Герцен не обошел своим вниманием и социалистов-утопистов. Именно знакомство на месте, во Франции, с условиями жизни страны, ее классовой борьбой породило критическое отношение Искандера к утопистам. Герцен уже в 1847 году хотя еще смутно, но начинает понимать, какую роль в жизни общества играет экономика. Правда, ои еще часто подменяет ее психологией. Но в "Письмах" Герцен называет утопистов "людьми какого-то дальнего идеала, едва виднеющегося в будущем". "Люди, смелые на критику, — были слабы на создание; все фантастические утопии двадцати последних годов проскользнули мимо ушей народа; у народа есть реальный такт, по которому он, слушая, бессознательно качает головой и не доверяет отвлеченным утопиям до тех пор, пока они не выработаны, не близки к делу, не национальны, не полны религией и поэзией". "Религия и поэзия" — эти слова свидетельствуют о непоследовательности Герцена. Непоследователен Герцен и в оценке современного положения Европы. То он пишет, что "будущности для буржуазии… нет. Она теперь уже чувствует в своей груди начало и тоску смертельной болезни, которая непременно сведет ее в могилу". И вдруг: "… безнадежного, отчаянного ничего нет…" "Франция еще изворотится без радикальных средств, землетрясения, небесного огня, потопа, мора…" Это те добрые пожелания, тот неоправданный оптимизм, который, потерпев крушение в 1848 году, приведет Герцена к духовной драме.

Друзьям в Москве (во всяком случае, многим) казалось, что "Письма" просто шалость пера. Но они жестоко ошибались. Письма способствовали еще большему размежеванию в среде старых московских единомышленников. Действительно, стоило ли Боткину негодовать, если бы это было действительно шалостью? А вот Белинский горой встал на защиту Герцена. В 1847 году Виссарион Григорьевич был уже на последнем пороге жизни. Чахотка. На деньги друзей он уехал лечиться в Зальцбрунн. В начале июня Анненков поспешил туда же. Павел Васильевич писал, что Виссарион "не в отчаянном положении" и что он, Анненков, собирается захватить Белинского в Париж, чтобы показать его здесь лучшим врачам.

Вечером 29 июля 1847 года в сопровождении Анненкова в Париж приехал Белинский. Он остановился в отеле Мишо. Лишь только Герцен узнал о прибытии Белинского, он тотчас помчался в отель и услышал, как Белинский выговаривает Анненкову за то, что тот отказывается немедля свести его к Герцену, так как критик устал.

Едва завидев Герцена, Виссарион Григорьевич с места в карьер сообщил ему о полученном им от Гоголя вызове. И тут же прочел черновик своего ответа. "Во все время чтения уже знакомого мне, — рассказывает Анненков, — письма я был в соседней комнате, куда, улучив минуту, Г. шмыгнул, чтобы сказать мне на ухо; "Это — гениальная вещь, да это, кажется, и завещание его".

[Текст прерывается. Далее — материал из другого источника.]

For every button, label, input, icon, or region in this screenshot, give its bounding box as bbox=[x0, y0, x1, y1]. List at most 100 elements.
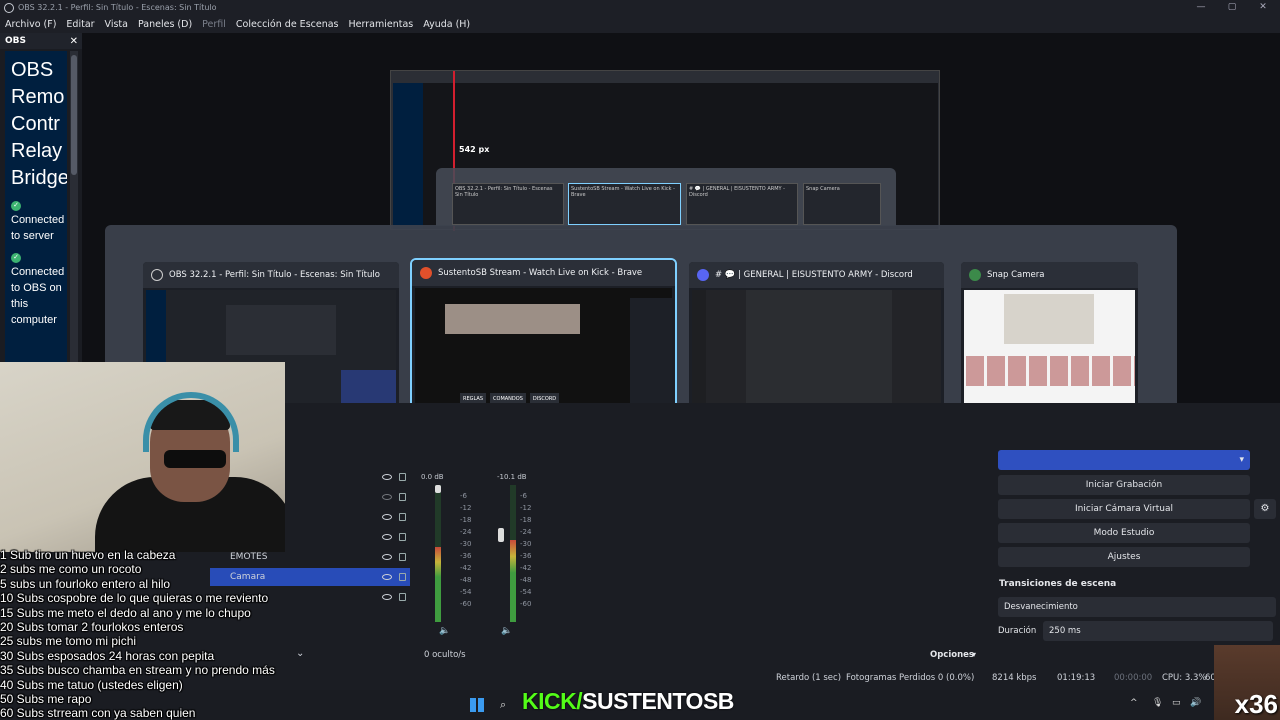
channel-2-fader[interactable] bbox=[498, 528, 504, 542]
menu-coleccion-escenas[interactable]: Colección de Escenas bbox=[231, 19, 344, 30]
eye-icon[interactable] bbox=[382, 594, 392, 600]
transition-type-row[interactable]: Desvanecimiento bbox=[998, 597, 1276, 617]
sub-goal-line: 60 Subs strream con ya saben quien bbox=[0, 706, 196, 720]
start-recording-button[interactable]: Iniciar Grabación bbox=[998, 475, 1250, 495]
close-button[interactable]: ✕ bbox=[1248, 0, 1278, 15]
lock-icon[interactable] bbox=[399, 533, 406, 541]
db-tick-label: -6 bbox=[460, 492, 467, 500]
obs-remote-dock: OBS ✕ OBS Remo Contr Relay Bridge ✓ Conn… bbox=[0, 33, 82, 363]
channel-1-fader[interactable] bbox=[435, 485, 441, 493]
settings-button[interactable]: Ajustes bbox=[998, 547, 1250, 567]
eye-icon[interactable] bbox=[382, 574, 392, 580]
mini-window-discord[interactable]: # 💬 | GENERAL | EISUSTENTO ARMY - Discor… bbox=[686, 183, 798, 225]
card-title: # 💬 | GENERAL | EISUSTENTO ARMY - Discor… bbox=[715, 270, 913, 280]
brave-icon bbox=[420, 267, 432, 279]
plugin-title-line: Relay bbox=[11, 140, 63, 162]
volume-icon[interactable]: 🔈 bbox=[501, 626, 512, 636]
menu-ayuda[interactable]: Ayuda (H) bbox=[418, 19, 475, 30]
transition-type-value: Desvanecimiento bbox=[1004, 602, 1078, 612]
menu-perfil[interactable]: Perfil bbox=[197, 19, 231, 30]
menu-paneles[interactable]: Paneles (D) bbox=[133, 19, 197, 30]
eye-icon[interactable] bbox=[382, 474, 392, 480]
tray-chevron-icon[interactable]: ^ bbox=[1130, 698, 1138, 708]
plugin-title-line: OBS bbox=[11, 59, 54, 81]
sub-goal-line: 25 subs me tomo mi pichi bbox=[0, 634, 137, 649]
sub-goal-line: 30 Subs esposados 24 horas con pepita bbox=[0, 648, 215, 663]
start-virtual-cam-button[interactable]: Iniciar Cámara Virtual bbox=[998, 499, 1250, 519]
duration-spinbox[interactable]: 250 ms bbox=[1043, 621, 1273, 641]
eye-icon[interactable] bbox=[382, 534, 392, 540]
transition-type-select[interactable]: Desvanecimiento bbox=[998, 597, 1276, 617]
check-icon: ✓ bbox=[11, 201, 21, 211]
mini-title: # 💬 | GENERAL | EISUSTENTO ARMY - Discor… bbox=[689, 186, 785, 198]
dock-close-icon[interactable]: ✕ bbox=[70, 36, 78, 47]
speaker-icon[interactable]: 🔊 bbox=[1190, 698, 1201, 708]
db-tick-label: -60 bbox=[520, 600, 532, 608]
lock-icon[interactable] bbox=[399, 493, 406, 501]
dock-scrollbar[interactable] bbox=[70, 51, 78, 363]
eye-hidden-icon[interactable] bbox=[382, 494, 392, 500]
mic-icon[interactable]: 🎙 bbox=[1152, 698, 1163, 708]
plugin-title-line: Remo bbox=[11, 86, 65, 108]
mini-window-obs[interactable]: OBS 32.2.1 - Perfil: Sin Título - Escena… bbox=[452, 183, 564, 225]
dock-title: OBS bbox=[5, 36, 26, 46]
webcam-feed bbox=[0, 362, 285, 552]
menu-editar[interactable]: Editar bbox=[61, 19, 99, 30]
virtual-cam-settings-gear-icon[interactable]: ⚙ bbox=[1254, 499, 1276, 519]
emote-count: x36 bbox=[1234, 689, 1278, 719]
audio-mixer: 0.0 dB -10.1 dB -6 -12 -18 -24 -30 -36 -42 -48 -… bbox=[415, 460, 535, 645]
lock-icon[interactable] bbox=[399, 473, 406, 481]
channel-2-db: -10.1 dB bbox=[497, 473, 527, 481]
sub-goal-line: 40 Subs me tatuo (ustedes eligen) bbox=[0, 677, 183, 692]
headset bbox=[143, 392, 239, 452]
windows-start-icon[interactable] bbox=[470, 698, 484, 712]
lock-icon[interactable] bbox=[399, 593, 406, 601]
delay-status: Retardo (1 sec) bbox=[776, 673, 842, 683]
check-icon: ✓ bbox=[11, 253, 21, 263]
mini-window-snap[interactable]: Snap Camera bbox=[803, 183, 881, 225]
plugin-title-line: Bridge bbox=[11, 167, 67, 189]
minimize-button[interactable]: — bbox=[1186, 0, 1216, 15]
bitrate-status: 8214 kbps bbox=[992, 673, 1037, 683]
search-icon[interactable]: ⌕ bbox=[500, 698, 506, 712]
options-button[interactable]: Opciones bbox=[930, 650, 974, 660]
studio-mode-button[interactable]: Modo Estudio bbox=[998, 523, 1250, 543]
network-icon[interactable]: ▭ bbox=[1172, 698, 1181, 708]
maximize-button[interactable]: ▢ bbox=[1217, 0, 1247, 15]
dropdown-arrow-icon: ▾ bbox=[1239, 455, 1244, 465]
menu-herramientas[interactable]: Herramientas bbox=[344, 19, 419, 30]
db-tick-label: -54 bbox=[460, 588, 472, 596]
db-tick-label: -36 bbox=[520, 552, 532, 560]
sunglasses bbox=[164, 450, 226, 468]
db-tick-label: -12 bbox=[460, 504, 472, 512]
lock-icon[interactable] bbox=[399, 513, 406, 521]
sub-goal-line: 50 Subs me rapo bbox=[0, 692, 92, 707]
mini-window-brave[interactable]: SustentoSB Stream - Watch Live on Kick -… bbox=[568, 183, 681, 225]
db-tick-label: -6 bbox=[520, 492, 527, 500]
status-text: computer bbox=[11, 314, 57, 326]
db-tick-label: -42 bbox=[460, 564, 472, 572]
sub-goal-line: 15 Subs me meto el dedo al ano y me lo c… bbox=[0, 605, 251, 620]
volume-icon[interactable]: 🔈 bbox=[439, 626, 450, 636]
emote-badge: x36 bbox=[1214, 645, 1280, 720]
mini-title: OBS 32.2.1 - Perfil: Sin Título - Escena… bbox=[455, 186, 553, 198]
lock-icon[interactable] bbox=[399, 573, 406, 581]
caret-down-icon: ▾ bbox=[972, 650, 977, 659]
eye-icon[interactable] bbox=[382, 554, 392, 560]
menu-archivo[interactable]: Archivo (F) bbox=[0, 19, 61, 30]
eye-icon[interactable] bbox=[382, 514, 392, 520]
menu-vista[interactable]: Vista bbox=[100, 19, 133, 30]
meter-fill bbox=[510, 539, 516, 622]
lock-icon[interactable] bbox=[399, 553, 406, 561]
channel-2-meter bbox=[510, 485, 516, 622]
db-tick-label: -42 bbox=[520, 564, 532, 572]
db-tick-label: -48 bbox=[460, 576, 472, 584]
measure-label: 542 px bbox=[459, 145, 490, 154]
db-tick-label: -18 bbox=[520, 516, 532, 524]
status-text: Connected bbox=[11, 214, 65, 226]
stream-dropdown[interactable]: ▾ bbox=[998, 450, 1250, 470]
channel-1-meter bbox=[435, 485, 441, 622]
hidden-sources-count: 0 oculto/s bbox=[424, 650, 466, 660]
sub-goal-line: 20 Subs tomar 2 fourlokos enteros bbox=[0, 620, 184, 635]
window-title: OBS 32.2.1 - Perfil: Sin Título - Escena… bbox=[18, 3, 217, 12]
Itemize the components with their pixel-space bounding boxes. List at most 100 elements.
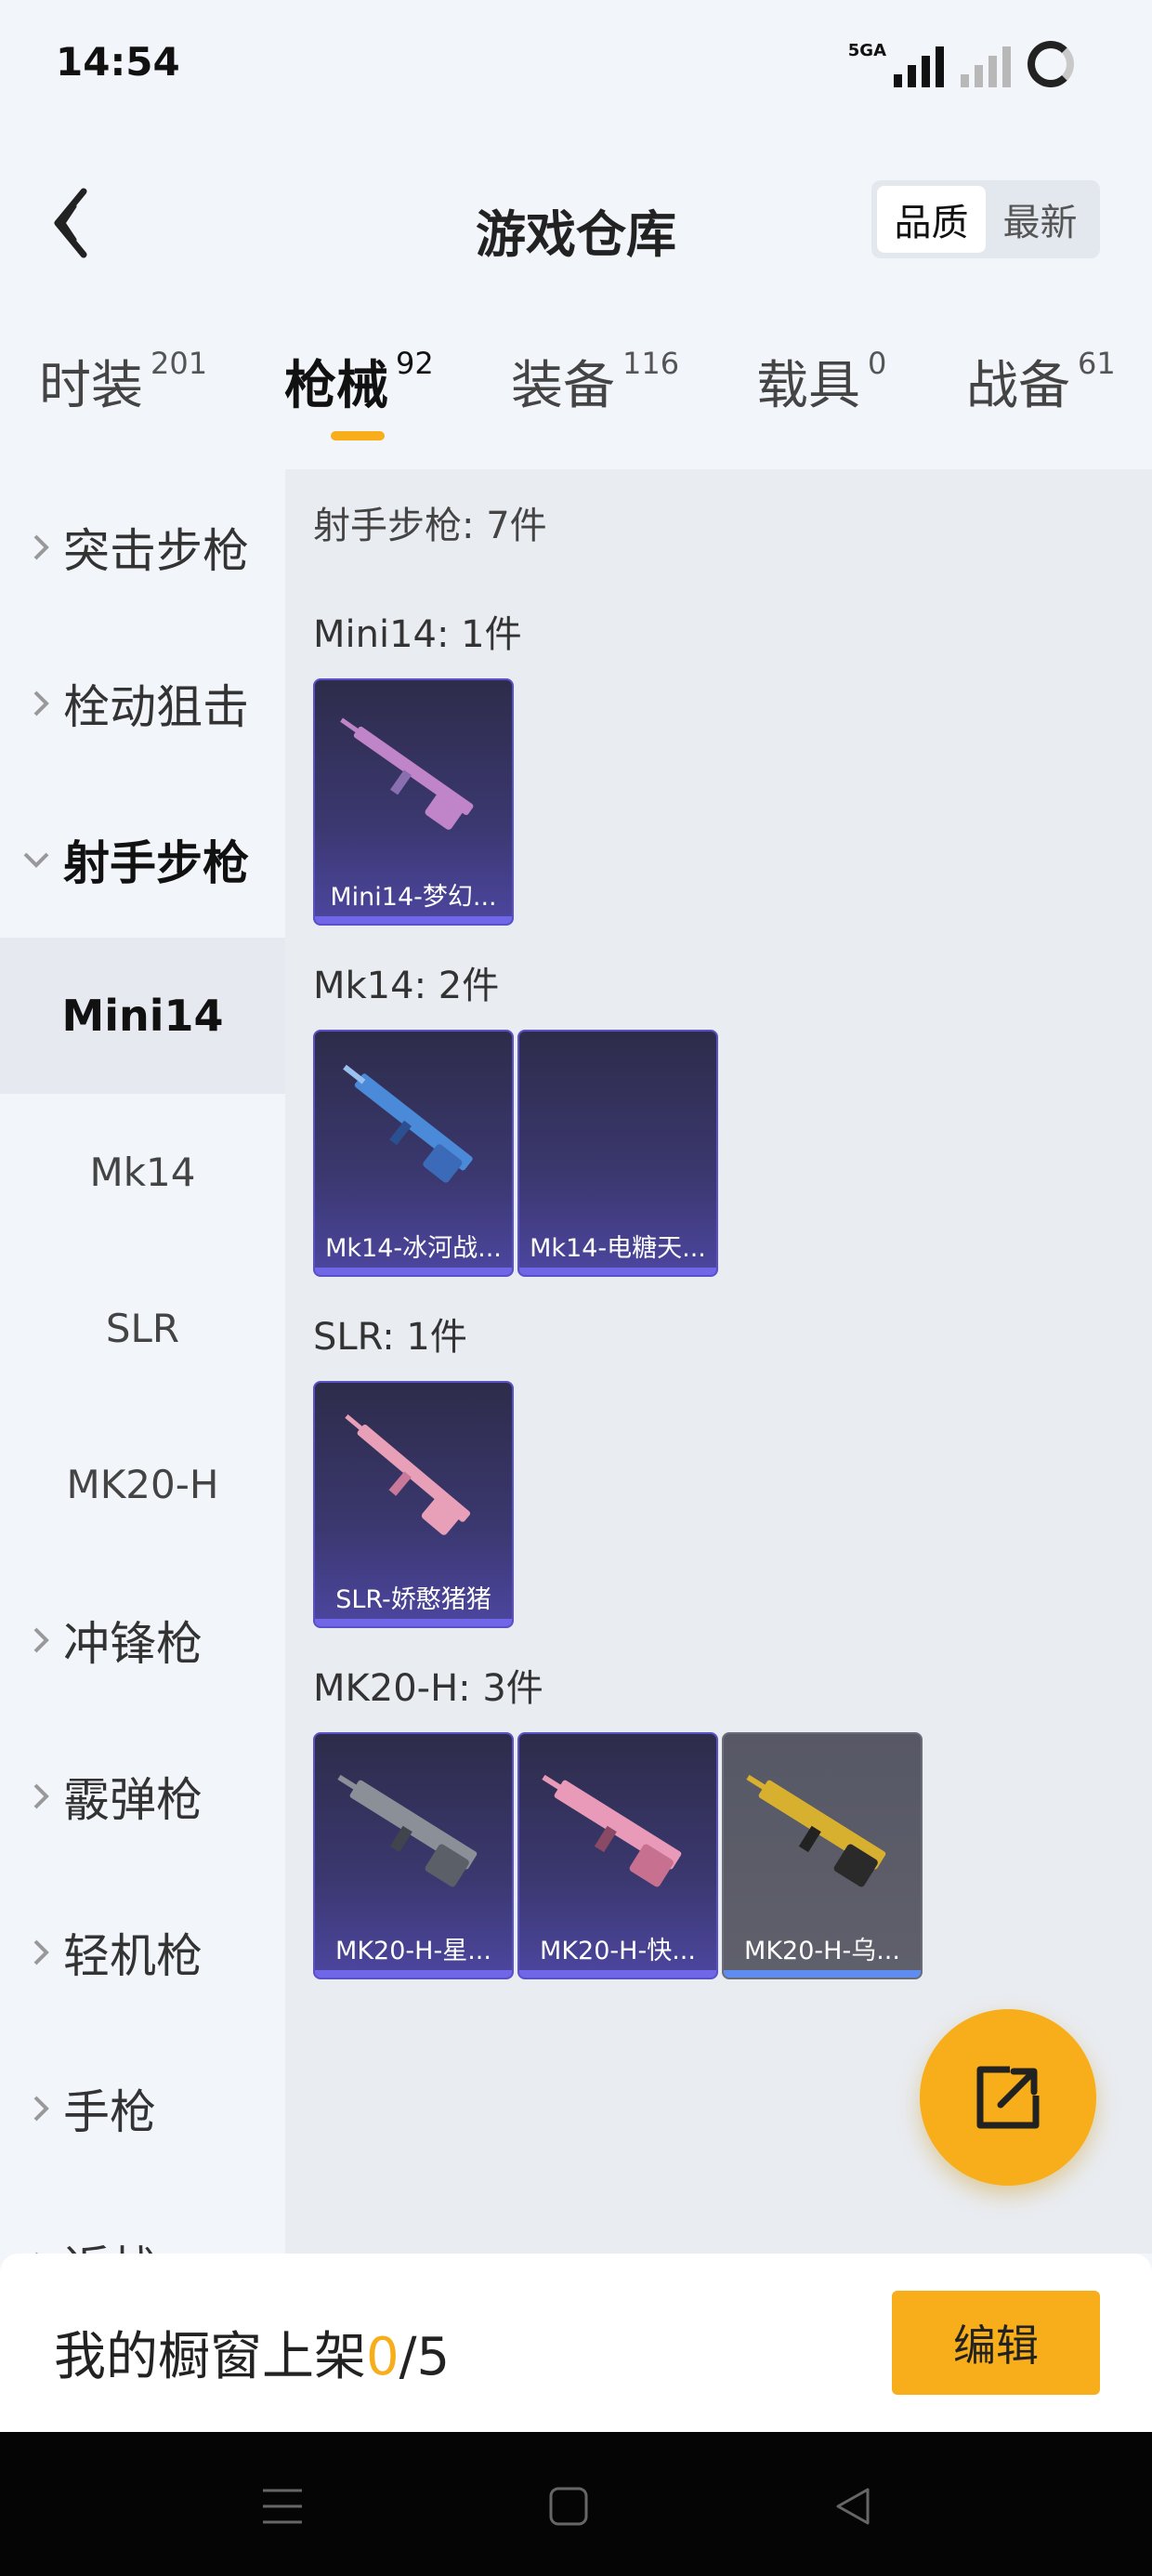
tab-equipment[interactable]: 装备 116 xyxy=(511,344,679,419)
sort-option-newest[interactable]: 最新 xyxy=(986,186,1094,253)
back-icon xyxy=(836,2488,870,2525)
edit-button[interactable]: 编辑 xyxy=(892,2291,1100,2395)
tab-fashion[interactable]: 时装 201 xyxy=(39,344,207,419)
sidebar-item-label: 近战 xyxy=(63,2231,156,2254)
rifle-icon xyxy=(345,1413,471,1535)
weapon-name: Mk14-电糖天... xyxy=(530,1234,706,1263)
sidebar-item-label: 突击步枪 xyxy=(63,524,249,578)
battery-ring-icon xyxy=(1028,41,1074,87)
tab-supplies[interactable]: 战备 61 xyxy=(966,344,1116,419)
status-icons: 5GA xyxy=(848,41,1074,87)
header: 游戏仓库 品质 最新 xyxy=(0,167,1152,279)
back-button[interactable] xyxy=(28,181,111,265)
bottom-bar: 我的橱窗上架 0 /5 编辑 xyxy=(0,2254,1152,2432)
chevron-right-icon xyxy=(9,1939,50,1966)
sidebar: 突击步枪 栓动狙击 射手步枪 Mini14 Mk14 SLR MK20-H 冲锋… xyxy=(0,469,285,2254)
rifle-icon xyxy=(340,717,474,830)
menu-icon xyxy=(263,2489,302,2524)
tab-count: 201 xyxy=(151,346,208,381)
weapon-name: SLR-娇憨猪猪 xyxy=(335,1585,491,1614)
sort-toggle: 品质 最新 xyxy=(871,180,1100,258)
group-title: MK20-H: 3件 xyxy=(313,1667,543,1710)
rifle-icon xyxy=(343,1064,473,1183)
tab-count: 61 xyxy=(1078,346,1116,381)
sidebar-item-label: 射手步枪 xyxy=(63,836,249,890)
weapon-card[interactable]: MK20-H-快... xyxy=(517,1732,718,1979)
tab-label: 枪械 xyxy=(284,356,388,416)
weapon-name: MK20-H-乌... xyxy=(744,1937,900,1965)
sidebar-item-pistol[interactable]: 手枪 xyxy=(0,2031,285,2187)
content-panel: 射手步枪: 7件 Mini14: 1件 Mini14-梦幻... Mk14: 2… xyxy=(285,469,1152,2254)
tab-label: 战备 xyxy=(966,356,1070,416)
sort-option-quality[interactable]: 品质 xyxy=(877,186,986,253)
chevron-right-icon xyxy=(9,1782,50,1810)
status-bar: 14:54 5GA xyxy=(0,0,1152,139)
sidebar-item-assault-rifle[interactable]: 突击步枪 xyxy=(0,469,285,625)
chevron-right-icon xyxy=(9,533,50,561)
sidebar-item-label: 霰弹枪 xyxy=(63,1773,203,1827)
tab-label: 装备 xyxy=(511,356,615,416)
active-tab-indicator xyxy=(331,431,385,440)
chevron-right-icon xyxy=(9,2095,50,2123)
home-icon xyxy=(549,2487,588,2526)
rifle-icon xyxy=(337,1774,478,1887)
sidebar-item-label: MK20-H xyxy=(66,1461,219,1507)
rifle-icon xyxy=(746,1774,886,1887)
group-title: Mini14: 1件 xyxy=(313,613,522,656)
share-external-icon xyxy=(976,2066,1040,2129)
share-fab-button[interactable] xyxy=(920,2009,1096,2186)
rifle-icon xyxy=(542,1774,682,1887)
system-nav-bar xyxy=(0,2432,1152,2576)
weapon-card[interactable]: Mk14-冰河战... xyxy=(313,1030,514,1277)
sidebar-item-melee[interactable]: 近战 xyxy=(0,2187,285,2254)
tab-count: 92 xyxy=(396,346,434,381)
sidebar-item-shotgun[interactable]: 霰弹枪 xyxy=(0,1718,285,1874)
chevron-left-icon xyxy=(54,188,87,258)
tab-guns[interactable]: 枪械 92 xyxy=(284,344,434,419)
sidebar-subitem-mk20h[interactable]: MK20-H xyxy=(0,1406,285,1562)
showcase-status: 我的橱窗上架 0 /5 xyxy=(54,2315,450,2390)
sidebar-subitem-mini14[interactable]: Mini14 xyxy=(0,938,285,1094)
sidebar-subitem-slr[interactable]: SLR xyxy=(0,1250,285,1406)
weapon-card[interactable]: Mini14-梦幻... xyxy=(313,678,514,926)
showcase-total: /5 xyxy=(399,2327,451,2387)
signal-nosim-icon xyxy=(961,45,1011,87)
sidebar-item-smg[interactable]: 冲锋枪 xyxy=(0,1562,285,1718)
network-label: 5GA xyxy=(847,41,886,60)
chevron-down-icon xyxy=(9,850,50,869)
sidebar-item-label: 轻机枪 xyxy=(63,1929,203,1983)
weapon-card[interactable]: MK20-H-星... xyxy=(313,1732,514,1979)
tab-label: 时装 xyxy=(39,356,143,416)
sidebar-item-bolt-sniper[interactable]: 栓动狙击 xyxy=(0,625,285,782)
tab-label: 载具 xyxy=(756,356,860,416)
back-nav-button[interactable] xyxy=(816,2469,890,2543)
chevron-right-icon xyxy=(9,690,50,717)
category-tabs: 时装 201 枪械 92 装备 116 载具 0 战备 61 xyxy=(0,344,1152,446)
weapon-card[interactable]: MK20-H-乌... xyxy=(722,1732,923,1979)
weapon-card[interactable]: SLR-娇憨猪猪 xyxy=(313,1381,514,1628)
weapon-card[interactable]: Mk14-电糖天... xyxy=(517,1030,718,1277)
signal-5ga-icon xyxy=(894,45,944,87)
weapon-name: MK20-H-星... xyxy=(335,1937,491,1965)
sidebar-item-label: 冲锋枪 xyxy=(63,1617,203,1671)
menu-button[interactable] xyxy=(245,2469,320,2543)
chevron-right-icon xyxy=(9,1626,50,1654)
status-time: 14:54 xyxy=(56,39,180,85)
tab-count: 116 xyxy=(622,346,680,381)
home-button[interactable] xyxy=(531,2469,606,2543)
group-title: SLR: 1件 xyxy=(313,1316,467,1359)
showcase-label: 我的橱窗上架 xyxy=(54,2327,366,2387)
sidebar-item-label: 栓动狙击 xyxy=(63,680,249,734)
sidebar-item-lmg[interactable]: 轻机枪 xyxy=(0,1874,285,2031)
weapon-name: Mk14-冰河战... xyxy=(325,1234,502,1263)
weapon-name: MK20-H-快... xyxy=(540,1937,696,1965)
sidebar-subitem-mk14[interactable]: Mk14 xyxy=(0,1094,285,1250)
group-title: Mk14: 2件 xyxy=(313,965,500,1007)
tab-vehicles[interactable]: 载具 0 xyxy=(756,344,886,419)
showcase-count: 0 xyxy=(366,2327,399,2387)
sidebar-item-label: Mini14 xyxy=(61,991,224,1041)
sidebar-item-label: 手枪 xyxy=(63,2085,156,2139)
sidebar-item-label: SLR xyxy=(105,1305,180,1351)
section-title: 射手步枪: 7件 xyxy=(313,505,547,547)
sidebar-item-marksman-rifle[interactable]: 射手步枪 xyxy=(0,782,285,938)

Еще до приезда Белинского Герцен в нервом "Письме из Avenue Marigny" затрагивает очень важный для его русских друзей, да и противников тоже, вопрос — в какой мере передовые русские люди являются наследниками и восприемниками передовых идей Запада? И уготовлен ли России буржуазный путь развития, подобный тому, каким идет Европа? На эти вопросы Герцен не дает еще ответов. Но уже сама их постановка вызвала среди московских друзей споры.

В дни пребывания Белинского в Париже Герцен не прекращал работы над последующими "Письмами". й Белинский был первым слушателем и ценителем их. Конечно, не случайно, что, вернувшись в Россию, Белинский кинулся в бой, защищая Герцена и его "Письма" от критики бывших друзей. "Если и есть в письмах Герцена преувеличение — боже мой — что ж за преступление — и где совершенство? Где абсолютная истина?.. Я не говорю, что взгляд Герцена безошибочно верен, обнял все стороны предмета, я допускаю, что вопрос о bourgeoisie — еще вопрос, и никто пока не решил его окончательно, да и никто не решит — решит его история, этот высший суд над людьми. Но я знаю, владычество капиталистов покрыло современную Францию вечным позором… Все в нем мелко, ничтожно, противоречиво; нет чувства национальной чести, национальной гордости. Взгляни на литературу — что это такое? Все, в чем блещут искры жизни и таланта, все это принадлежит к оппозиции… к той оппозиции, для которой bourgeoisie — сифилитическая рана на теле Франции". Но Виссарион Григорьевич расходился с Герценом по двум и, надо сказать, кардинальным вопросам. Во-первых, Белинский считал, что проблемы Европы не всегда и не целиком затрагивают Россию, хотя и являются и ее проблемами. "Теперь Европу занимают новые великие вопросы. Интересоваться ими, следить за ними нам можно и должно… Но в то же время для нас было бы вовсе бесплодно принимать эти вопросы как наши собственные. В них нашего только то, что применимо к нашему положению; все остальное чуждо нам, и мы стали бы играть роль донкихотов, горячась из них… У себя, в себе, вокруг себя, вот где должны мы искать и вопросов и их решения". Это и понятно, в России кардинальным вопросом ее общественного и политического бытия был вопрос о крепостном праве, а не о дальнейших путях развития капитализма и его будущем. И, во-вторых, Белинский, этот первый революционер-демократ, разночинец, был более чуток, нежели Герцен, к проблемам развития капитализма вообще. Если Герцен стал несколько позже родоначальником теории крестьянского социализма, предтечей народнических доктрин, отрицавших капиталистический путь развития России, то Белинский смотрел на это иначе: "Я знаю, что промышленность — источник великих зол, но знаю, что она же — источник и великих благ для общества". Он полагал, что "внутренний процесс гражданского развития в России начнется не прежде, как с той минуты, когда русское дворянство обратится в буржуази"…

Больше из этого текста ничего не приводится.